INTRODUCTION
Neuroblastoma (NB) is one of the most common solid abdominal malignant tumors in children. It can occur anywhere along the sympathetic nervous system, accounting for approximately 6%–10% of all tumors in children with a mortality rate of 15% and seriously threatening children’s life and health.1 Although current therapeutic approaches for NB include surgery, chemotherapy and radiotherapy combined with comprehensive treatment, which improve prognosis for patients, their effect remains poor, with a high risk of recurrence2 due to its diverse biological behavior. However, surgery is still an important part of the treatment of NB, and its safety cannot be ignored. NB has been staged with a gradual improvement from the International Neuroblastoma Staging System (INSS) to the international neuroblastoma risk group (INRG) in recent years.3 Abdominal NB in children is often large and easily invades surrounding tissues and blood vessels, resulting in high surgical difficulty and risk of postsurgical complications. Therefore, preoperative imaging assessment of surgical risk is very important for the prognosis of these children.

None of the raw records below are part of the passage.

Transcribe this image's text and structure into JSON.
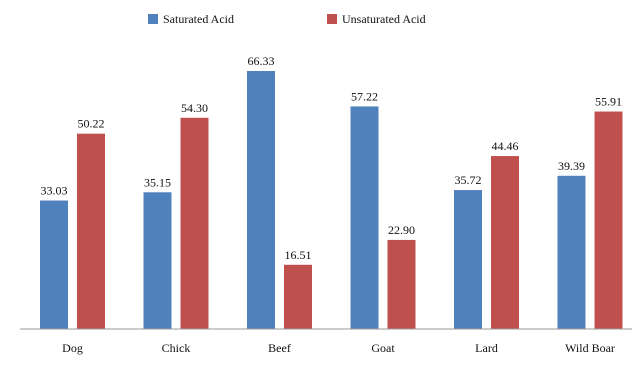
{
  "chart_data": {
    "type": "bar",
    "title": "",
    "xlabel": "",
    "ylabel": "",
    "ylim": [
      0,
      70
    ],
    "grid": false,
    "legend_position": "top",
    "categories": [
      "Dog",
      "Chick",
      "Beef",
      "Goat",
      "Lard",
      "Wild Boar"
    ],
    "series": [
      {
        "name": "Saturated Acid",
        "color": "#4F81BD",
        "values": [
          33.03,
          35.15,
          66.33,
          57.22,
          35.72,
          39.39
        ],
        "labels": [
          "33.03",
          "35.15",
          "66.33",
          "57.22",
          "35.72",
          "39.39"
        ]
      },
      {
        "name": "Unsaturated Acid",
        "color": "#C0504D",
        "values": [
          50.22,
          54.3,
          16.51,
          22.9,
          44.46,
          55.91
        ],
        "labels": [
          "50.22",
          "54.30",
          "16.51",
          "22.90",
          "44.46",
          "55.91"
        ]
      }
    ]
  }
}
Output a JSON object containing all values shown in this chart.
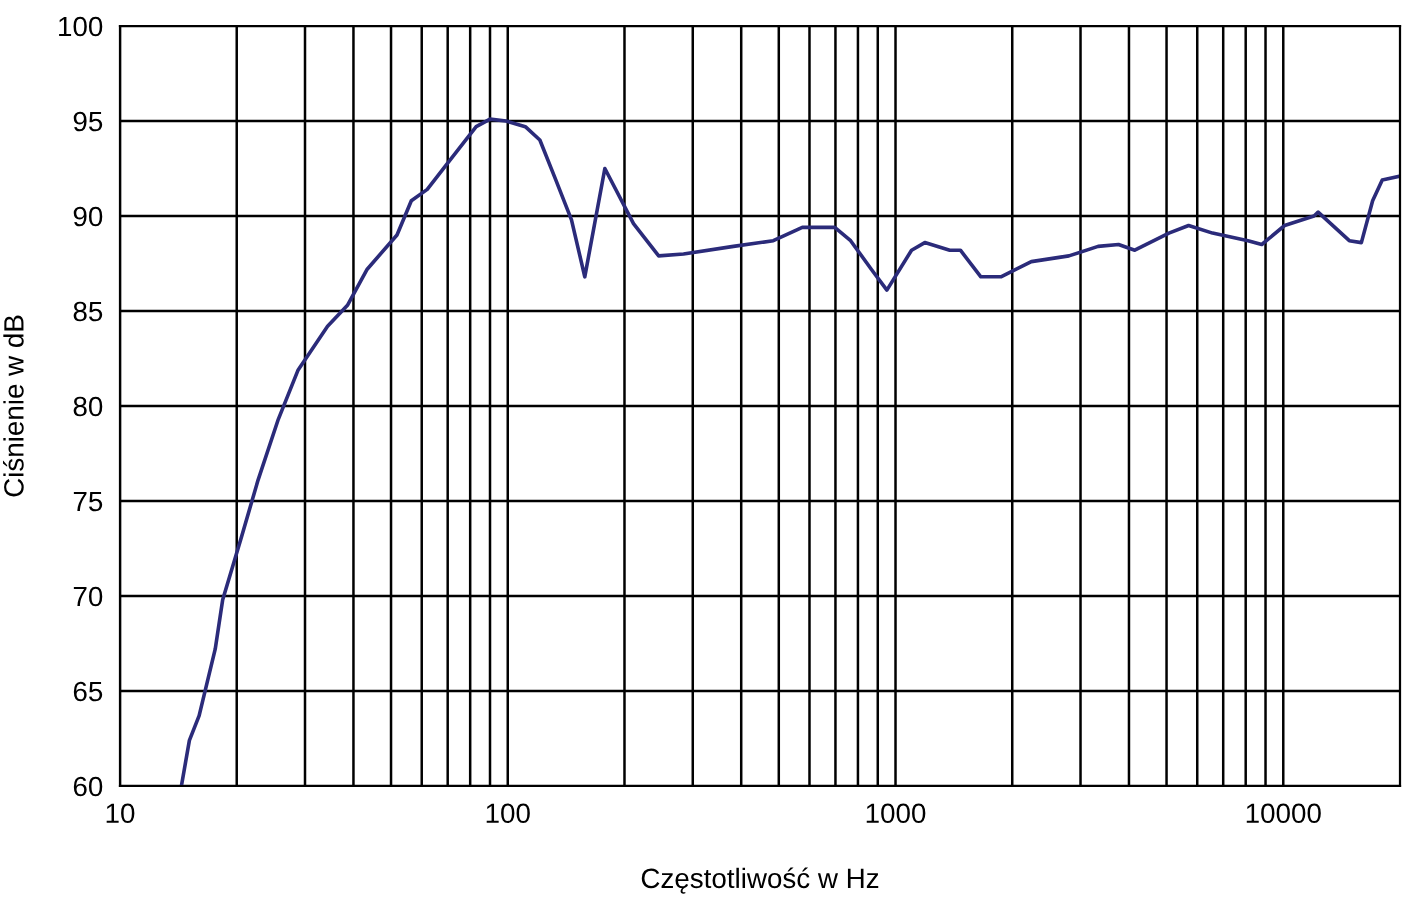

In recent years, image-defined risk factors (IDRFs) in the International Neuroblastoma risk Classification Group (INRG) have often been used as evaluation indicators4 to predict the risk of complications associated with tumor resection. The stratified risk assessment was carried out by preoperative imaging assessment including tumor location, whether the tumor invaded important blood vessels or organs and whether it entered the spinal canal and other indicators, which suggests that the incidence of surgical complications in IDRF-positive children was much higher than that in IDRF-negative children.5–7 Although IDRFs currently play the main role in the evaluation of surgical risk in NB, there are subjective interpretation errors. Only semiquantitative image information can be used to evaluate the structural characteristics of tumors, and there is no distinction between low-risk, medium-risk, and high-risk NB, which lacks the information needed for personalized biology and targeted therapy. It also fails to provide the molecular and gene-level biological information needed for precision medicine.
With the advent of the era of artificial intelligence and big data, radiomics, as an emerging technique, has been increasingly proved to have clinical significance. It can capture automated quantitative analysis of phenotypic information through a data representation algorithm and extract meaningful imaging features from quantitative analysis of visual medical images. Machine learning models for prediction can be established using these features,8 which can further play a role in guidance and prediction in clinical practice. At present, a number of studies on adults have reported that the pathological classification and grading of tumors9–13 and prognosis can be predicted before surgery by extracting radiomic features from medical images of abdominal malignant tumors and using machine learning for in-depth analysis. This study aimed to develop and validate a radiomics-based machine learning model based on the analysis of radiomics features to predict surgical risk in children with abdominal NB.